Diet, digestion, and detoxification are critical players in the patient with depression. One of the most important aspects of the role of diet is food sensitivities. Delayed sensitivities to food, mediated through IgG food-immune complexes can induce activation of inflammation and subsequently activation of the stress response, thus highlighting how daily dietary exposure to foods can serve as a stressor to some patients leading to symptoms of depression.
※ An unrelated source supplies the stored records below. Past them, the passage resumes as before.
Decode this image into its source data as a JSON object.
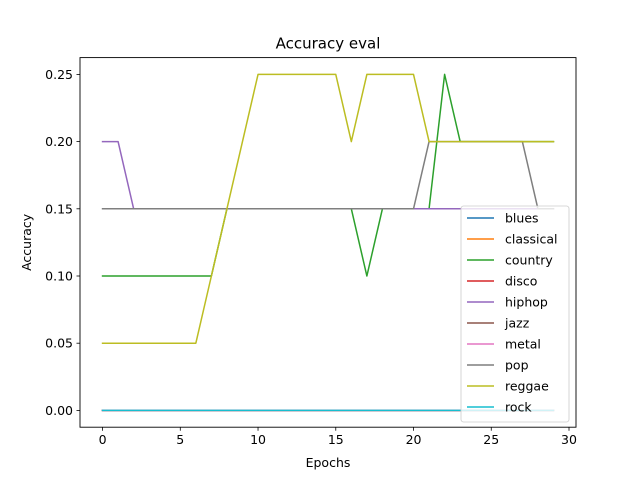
{
  "chart_data": {
    "type": "line",
    "title": "Accuracy eval",
    "xlabel": "Epochs",
    "ylabel": "Accuracy",
    "xlim": [
      -1.45,
      30.45
    ],
    "ylim": [
      -0.0125,
      0.2625
    ],
    "xticks": [
      0,
      5,
      10,
      15,
      20,
      25,
      30
    ],
    "yticks": [
      0.0,
      0.05,
      0.1,
      0.15,
      0.2,
      0.25
    ],
    "ytick_labels": [
      "0.00",
      "0.05",
      "0.10",
      "0.15",
      "0.20",
      "0.25"
    ],
    "grid": false,
    "legend_position": "lower-right",
    "x": [
      0,
      1,
      2,
      3,
      4,
      5,
      6,
      7,
      8,
      9,
      10,
      11,
      12,
      13,
      14,
      15,
      16,
      17,
      18,
      19,
      20,
      21,
      22,
      23,
      24,
      25,
      26,
      27,
      28,
      29
    ],
    "series": [
      {
        "name": "blues",
        "color": "#1f77b4",
        "values": [
          0,
          0,
          0,
          0,
          0,
          0,
          0,
          0,
          0,
          0,
          0,
          0,
          0,
          0,
          0,
          0,
          0,
          0,
          0,
          0,
          0,
          0,
          0,
          0,
          0,
          0,
          0,
          0,
          0,
          0
        ]
      },
      {
        "name": "classical",
        "color": "#ff7f0e",
        "values": [
          0,
          0,
          0,
          0,
          0,
          0,
          0,
          0,
          0,
          0,
          0,
          0,
          0,
          0,
          0,
          0,
          0,
          0,
          0,
          0,
          0,
          0,
          0,
          0,
          0,
          0,
          0,
          0,
          0,
          0
        ]
      },
      {
        "name": "country",
        "color": "#2ca02c",
        "values": [
          0.1,
          0.1,
          0.1,
          0.1,
          0.1,
          0.1,
          0.1,
          0.1,
          0.15,
          0.15,
          0.15,
          0.15,
          0.15,
          0.15,
          0.15,
          0.15,
          0.15,
          0.1,
          0.15,
          0.15,
          0.15,
          0.15,
          0.25,
          0.2,
          0.2,
          0.2,
          0.2,
          0.2,
          0.2,
          0.2
        ]
      },
      {
        "name": "disco",
        "color": "#d62728",
        "values": [
          0,
          0,
          0,
          0,
          0,
          0,
          0,
          0,
          0,
          0,
          0,
          0,
          0,
          0,
          0,
          0,
          0,
          0,
          0,
          0,
          0,
          0,
          0,
          0,
          0,
          0,
          0,
          0,
          0,
          0
        ]
      },
      {
        "name": "hiphop",
        "color": "#9467bd",
        "values": [
          0.2,
          0.2,
          0.15,
          0.15,
          0.15,
          0.15,
          0.15,
          0.15,
          0.15,
          0.15,
          0.15,
          0.15,
          0.15,
          0.15,
          0.15,
          0.15,
          0.15,
          0.15,
          0.15,
          0.15,
          0.15,
          0.15,
          0.15,
          0.15,
          0.15,
          0.15,
          0.15,
          0.15,
          0.15,
          0.15
        ]
      },
      {
        "name": "jazz",
        "color": "#8c564b",
        "values": [
          0,
          0,
          0,
          0,
          0,
          0,
          0,
          0,
          0,
          0,
          0,
          0,
          0,
          0,
          0,
          0,
          0,
          0,
          0,
          0,
          0,
          0,
          0,
          0,
          0,
          0,
          0,
          0,
          0,
          0
        ]
      },
      {
        "name": "metal",
        "color": "#e377c2",
        "values": [
          0,
          0,
          0,
          0,
          0,
          0,
          0,
          0,
          0,
          0,
          0,
          0,
          0,
          0,
          0,
          0,
          0,
          0,
          0,
          0,
          0,
          0,
          0,
          0,
          0,
          0,
          0,
          0,
          0,
          0
        ]
      },
      {
        "name": "pop",
        "color": "#7f7f7f",
        "values": [
          0.15,
          0.15,
          0.15,
          0.15,
          0.15,
          0.15,
          0.15,
          0.15,
          0.15,
          0.15,
          0.15,
          0.15,
          0.15,
          0.15,
          0.15,
          0.15,
          0.15,
          0.15,
          0.15,
          0.15,
          0.15,
          0.2,
          0.2,
          0.2,
          0.2,
          0.2,
          0.2,
          0.2,
          0.15,
          0.15
        ]
      },
      {
        "name": "reggae",
        "color": "#bcbd22",
        "values": [
          0.05,
          0.05,
          0.05,
          0.05,
          0.05,
          0.05,
          0.05,
          0.1,
          0.15,
          0.2,
          0.25,
          0.25,
          0.25,
          0.25,
          0.25,
          0.25,
          0.2,
          0.25,
          0.25,
          0.25,
          0.25,
          0.2,
          0.2,
          0.2,
          0.2,
          0.2,
          0.2,
          0.2,
          0.2,
          0.2
        ]
      },
      {
        "name": "rock",
        "color": "#17becf",
        "values": [
          0,
          0,
          0,
          0,
          0,
          0,
          0,
          0,
          0,
          0,
          0,
          0,
          0,
          0,
          0,
          0,
          0,
          0,
          0,
          0,
          0,
          0,
          0,
          0,
          0,
          0,
          0,
          0,
          0,
          0
        ]
      }
    ]
  }
}
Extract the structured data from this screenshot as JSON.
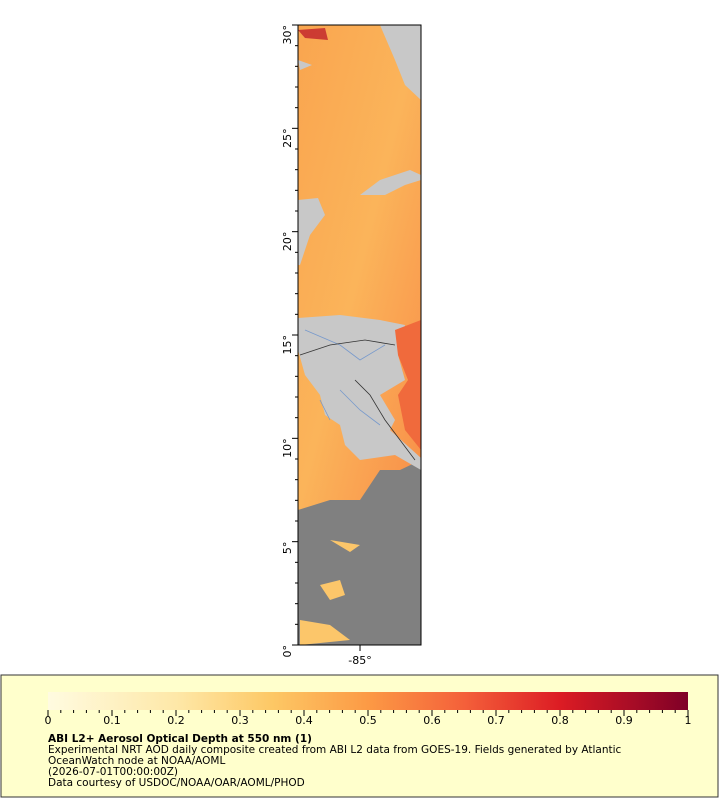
{
  "map": {
    "lat_ticks": [
      {
        "value": 30,
        "label": "30°"
      },
      {
        "value": 25,
        "label": "25°"
      },
      {
        "value": 20,
        "label": "20°"
      },
      {
        "value": 15,
        "label": "15°"
      },
      {
        "value": 10,
        "label": "10°"
      },
      {
        "value": 5,
        "label": "5°"
      },
      {
        "value": 0,
        "label": "0°"
      }
    ],
    "lon_ticks": [
      {
        "value": -85,
        "label": "-85°"
      }
    ],
    "lat_range": [
      0,
      30
    ],
    "lon_range": [
      -88,
      -82.05
    ]
  },
  "colorbar": {
    "range": [
      0,
      1
    ],
    "ticks": [
      0,
      0.1,
      0.2,
      0.3,
      0.4,
      0.5,
      0.6,
      0.7,
      0.8,
      0.9,
      1
    ]
  },
  "legend": {
    "title": "ABI L2+ Aerosol Optical Depth at 550 nm (1)",
    "lines": [
      "Experimental NRT AOD daily composite created from ABI L2 data from GOES-19. Fields generated by Atlantic",
      "OceanWatch node at NOAA/AOML",
      "(2026-07-01T00:00:00Z)",
      "Data courtesy of USDOC/NOAA/OAR/AOML/PHOD"
    ]
  }
}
The digestive tract and its associated organs, the active bacterial populations, and the gut epithelial barrier that separates the inside and outside environments all constitute important areas of consideration when treating depression.
If you’re not digesting, you’re not absorbing, and if you’re not absorbing, you’re malnourished. It’s basic science to know if you are even modestly deficient in crucial nutrients like magnesium, vitamin D, vitamin B12 and folic acid, you’re putting your nervous system at risk. Proper production of the brain chemicals that regulate mood ABSOLUTELY RELY on these nutrients. It’s a very simple connection to draw between the gut and the brain, yet no psychiatrist will ask you about your digestion and no gastroenterologist will ask you about your mood. Hmmmm…..
Bi-directional communication occurs between the central nervous system (brain) and the peripheral nervous system, of which 40% resides in the intestines, forming what we know as the “gut-brain axis”. This is further driven home from the literature citing that psychiatric disorders including depression occur in 20-50% of patients with irritable bowel syndrome (IBS).
Stress hormones can be a major trigger in gut barrier dysfunction (ie, leaky gut), thus predisposing to intestinal inflammation and bacterial flora imbalances that lead to psychoactive symptoms such as depression. Psychobiotics are live organisms that, when ingested in adequate amounts, produce a health benefit in patients suffering from psychiatric illness. As a class of probiotic, these bacteria are capable of producing and delivering neuroactive substances such as GABA and serotonin, which act on the brain-gut axis. Evidence is emerging of psychobiotic benefits in alleviating symptoms of depression and in chronic fatigue syndrome. Such benefits may be related to the anti-inflammatory actions of certain bacteria and a capacity to optimize hypothalamic-pituitary-adrenal axis imbalances.
Toxins, and their biotransformation or detoxification, are important as well in relation to depression. Toxins from chemicals, mold, microbes, foods, drugs, hormones and more can have a profound impact on brain function and mood. While we cannot escape exposure to all environmental toxins, we can avoid many in food, water, and pesticides. The average person consumes a gallon of neurotoxic pesticides a year. And there are 3,500 different additives put into our food supply. And the old idea that the blood-brain barrier acts as an impenetrable shield against harmful elements is no longer sufficient. In essence, what we’re beginning to see is this correlation between “leaky gut” and also having a “leaky brain”.
When I treat people for digestion problems, or when I treat food allergies, or when I detox patients from heavy metals, I clearly see their mental/emotional conditions improve. Their mood gets better, their depression lifts, their brain fog resolves.
Not the only important system(s) to treating depression successfully, but these 3 Ds are vital nonetheless to the bigger picture and personalizing care.